Weekly Roundup

Mike Kelley and Michael Smith. "A Voyage of Growth and Discovery." Installation view: Sculpture Center, Long Island, New York, 2009.

Mike Kelley and Michael Smith. "A Voyage of Growth and Discovery." Installation view: Sculpture Center, Long Island, New York, 2009.

In this week’s roundup Mike Kelly navigates the Burning Man, Mark Dion reimagines the humanities, Krzysztof Wodiczko interviews anonymous war veterans, and more.

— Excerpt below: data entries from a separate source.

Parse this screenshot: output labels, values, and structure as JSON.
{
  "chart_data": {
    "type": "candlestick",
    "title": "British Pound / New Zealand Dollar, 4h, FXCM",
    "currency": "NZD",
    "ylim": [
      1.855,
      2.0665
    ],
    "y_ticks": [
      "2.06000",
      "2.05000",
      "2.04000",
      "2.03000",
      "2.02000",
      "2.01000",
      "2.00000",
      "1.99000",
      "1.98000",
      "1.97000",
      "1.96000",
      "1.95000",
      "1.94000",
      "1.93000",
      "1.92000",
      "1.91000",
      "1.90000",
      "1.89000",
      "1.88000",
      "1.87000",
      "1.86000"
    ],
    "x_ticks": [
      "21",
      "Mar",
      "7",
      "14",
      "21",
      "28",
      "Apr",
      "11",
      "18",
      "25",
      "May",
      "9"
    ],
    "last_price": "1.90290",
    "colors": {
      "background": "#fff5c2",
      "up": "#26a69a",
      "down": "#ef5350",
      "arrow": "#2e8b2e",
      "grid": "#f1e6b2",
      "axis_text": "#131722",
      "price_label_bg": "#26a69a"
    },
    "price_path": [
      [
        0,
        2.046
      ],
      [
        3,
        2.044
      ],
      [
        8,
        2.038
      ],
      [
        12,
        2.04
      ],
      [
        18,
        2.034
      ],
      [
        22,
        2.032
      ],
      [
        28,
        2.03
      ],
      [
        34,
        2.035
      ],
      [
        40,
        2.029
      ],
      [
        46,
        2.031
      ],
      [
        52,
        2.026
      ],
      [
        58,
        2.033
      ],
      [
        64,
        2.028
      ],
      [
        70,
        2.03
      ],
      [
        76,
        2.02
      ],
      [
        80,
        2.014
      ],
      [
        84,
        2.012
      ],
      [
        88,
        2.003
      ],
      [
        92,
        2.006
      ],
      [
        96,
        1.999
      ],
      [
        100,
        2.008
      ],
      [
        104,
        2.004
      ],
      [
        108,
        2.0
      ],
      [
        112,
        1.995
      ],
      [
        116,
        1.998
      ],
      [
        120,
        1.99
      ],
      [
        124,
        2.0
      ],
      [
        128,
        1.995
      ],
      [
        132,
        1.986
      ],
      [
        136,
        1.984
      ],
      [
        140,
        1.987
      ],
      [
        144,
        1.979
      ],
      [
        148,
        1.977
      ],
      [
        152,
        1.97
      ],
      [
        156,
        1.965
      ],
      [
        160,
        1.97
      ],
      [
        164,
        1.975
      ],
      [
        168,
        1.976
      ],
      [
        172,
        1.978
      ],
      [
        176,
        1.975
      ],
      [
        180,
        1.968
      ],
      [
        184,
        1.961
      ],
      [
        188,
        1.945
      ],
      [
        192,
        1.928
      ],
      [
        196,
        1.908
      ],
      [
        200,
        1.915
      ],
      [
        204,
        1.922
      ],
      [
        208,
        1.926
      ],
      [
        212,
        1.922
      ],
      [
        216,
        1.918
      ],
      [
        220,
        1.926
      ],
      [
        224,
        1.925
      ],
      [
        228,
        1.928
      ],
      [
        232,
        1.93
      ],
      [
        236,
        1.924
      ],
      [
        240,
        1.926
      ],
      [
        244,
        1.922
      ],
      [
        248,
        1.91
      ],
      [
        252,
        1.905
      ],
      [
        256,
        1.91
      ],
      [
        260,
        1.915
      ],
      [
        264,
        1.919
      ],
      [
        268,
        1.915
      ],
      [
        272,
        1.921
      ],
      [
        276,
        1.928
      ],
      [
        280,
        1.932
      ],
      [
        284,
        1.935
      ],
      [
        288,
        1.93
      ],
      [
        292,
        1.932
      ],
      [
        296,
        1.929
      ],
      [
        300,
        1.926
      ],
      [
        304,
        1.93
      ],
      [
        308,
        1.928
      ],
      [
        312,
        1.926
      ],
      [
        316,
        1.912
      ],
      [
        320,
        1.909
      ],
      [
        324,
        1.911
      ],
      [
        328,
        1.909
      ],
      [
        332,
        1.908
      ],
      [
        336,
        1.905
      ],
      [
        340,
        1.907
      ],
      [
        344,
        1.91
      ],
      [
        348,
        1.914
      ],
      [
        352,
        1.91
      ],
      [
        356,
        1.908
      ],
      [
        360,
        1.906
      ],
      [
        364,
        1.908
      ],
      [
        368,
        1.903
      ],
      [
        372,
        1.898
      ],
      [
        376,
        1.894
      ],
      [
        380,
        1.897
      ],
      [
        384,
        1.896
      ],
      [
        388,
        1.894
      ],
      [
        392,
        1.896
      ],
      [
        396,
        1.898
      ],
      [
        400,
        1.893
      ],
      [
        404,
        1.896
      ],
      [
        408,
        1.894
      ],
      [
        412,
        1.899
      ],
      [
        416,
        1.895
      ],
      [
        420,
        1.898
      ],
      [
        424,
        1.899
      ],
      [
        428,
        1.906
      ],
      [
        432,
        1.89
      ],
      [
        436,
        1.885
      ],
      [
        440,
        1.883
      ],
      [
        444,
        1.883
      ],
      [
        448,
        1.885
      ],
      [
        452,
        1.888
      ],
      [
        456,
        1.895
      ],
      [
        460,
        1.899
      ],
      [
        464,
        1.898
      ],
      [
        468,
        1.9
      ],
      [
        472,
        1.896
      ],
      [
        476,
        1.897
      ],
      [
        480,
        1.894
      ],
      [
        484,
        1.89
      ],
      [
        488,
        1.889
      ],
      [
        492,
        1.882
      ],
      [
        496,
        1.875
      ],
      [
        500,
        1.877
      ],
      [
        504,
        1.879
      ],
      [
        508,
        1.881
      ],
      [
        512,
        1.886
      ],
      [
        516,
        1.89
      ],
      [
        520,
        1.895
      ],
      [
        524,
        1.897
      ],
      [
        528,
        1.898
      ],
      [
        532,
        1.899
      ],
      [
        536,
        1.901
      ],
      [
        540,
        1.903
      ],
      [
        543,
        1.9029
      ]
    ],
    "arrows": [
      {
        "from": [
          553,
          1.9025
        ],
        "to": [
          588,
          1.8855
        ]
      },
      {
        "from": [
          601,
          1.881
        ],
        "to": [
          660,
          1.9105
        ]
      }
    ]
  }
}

  • Mike Kelley and longtime friend Michael Smith collaborated on A Voyage of Growth and Discovery at the BALTIC Centre for Contemporary Art (Gateshead Quays, UK).  The installation features “man-child Baby IKKI,” a character developed by Smith who navigates the infamous Burning Man festival in the Nevada desert. IKKI negotiates the primal elements of fire, water, earth and wind. A six-channel video installation replaying IKKI’s “voyage” is enveloped by a fantasy environment evoking that of the festival. This work is on view through January 15.
  • Mark Dion has a new site-specific installation at the University of Michigan Institute for the Humanities (Ann Arbor).  For Waiting for the Extraordinary Dion took Michigan Chief Justice Augustus Woodward’s 1817 categories for human knowledge and invented 13 visual symbols crafted through the U-M Duderstadt Center’s high-tech three-dimensional rapid imaging technology laboratory to illustrate each category.  This exhibition will continue through November 5.
  • Ann Hamilton was one of ten artists selected to receive an Anonymous Was A Woman grant on October 17. The “no strings” grant of $25,000 enables women over the age of 45 to continue to grow and pursue their work. The awards are synonymous with important recognition in artists’ personal and artistic development.  The grant’s name refers to a line in Virginia Wolf’s A Room of One’s Own. As the name implies, the nominators and those associated with the program are unnamed.
  • Alfredo Jaar will be featured in Oregon College of Art and Craft’s (OCAC) inaugural lecture series, Connection: Intersecting Tradition and Innovation.  His lecture, “It is Difficult,” provides a framework for considering the complexity of current social and cultural issues around the world.  The Alfredo Jaar Connection lecture takes place on November 14 from 7:00–8:30pm at Blue Sky Gallery in Portland. The event is free and open to the public.
  • Bruce Nauman, Paul McCarthy, John Baldesssari, William Wegman and several other artists have work on view in State of Mind: New California Art 1970, the current show at the Orange County Museum of Art (Newport Beach). The exhibition includes Nauman’s never before exhibited Yellow Room, McCarthy’s May 1, 1971, and Baldessari’s California Map Piece.  For the latter piece the artist drove the length of the state to carve letters forming the word California into the actual environment to replicate what was pictured on a map.  The show closes January 22.
  • Krzysztof Wodiczko has a new show called The Abolition of War at the Work Gallery (London). The two projects featured in this exhibition, The Flame and War Veteran Vehicle, bring into focus the post-traumatic condition experienced by returning soldiers from Iraq and Afghanistan. Both projects are based on a set of interviews conducted by the artist with anonymous war veterans and their families, which reveal the difficulties of re-integration and the impossibility of re-connecting with their previous lives.  This show is on view until January 14.
  • Cai Guo-Qiang was commissioned to create monumental gunpowder drawings by Mathaf: Arab Museum of Modern Art in Ad Doha, Qatar for a solo exhibition opening in December.  Guo-Qiang is collaborating with local volunteers to produce a series of drawings rendered by igniting gunpowder.  The entire process is open for public viewing from October 22 – October 26 at Al Riwaq, the special exhibitions hall located next to the Museum of Islamic Art.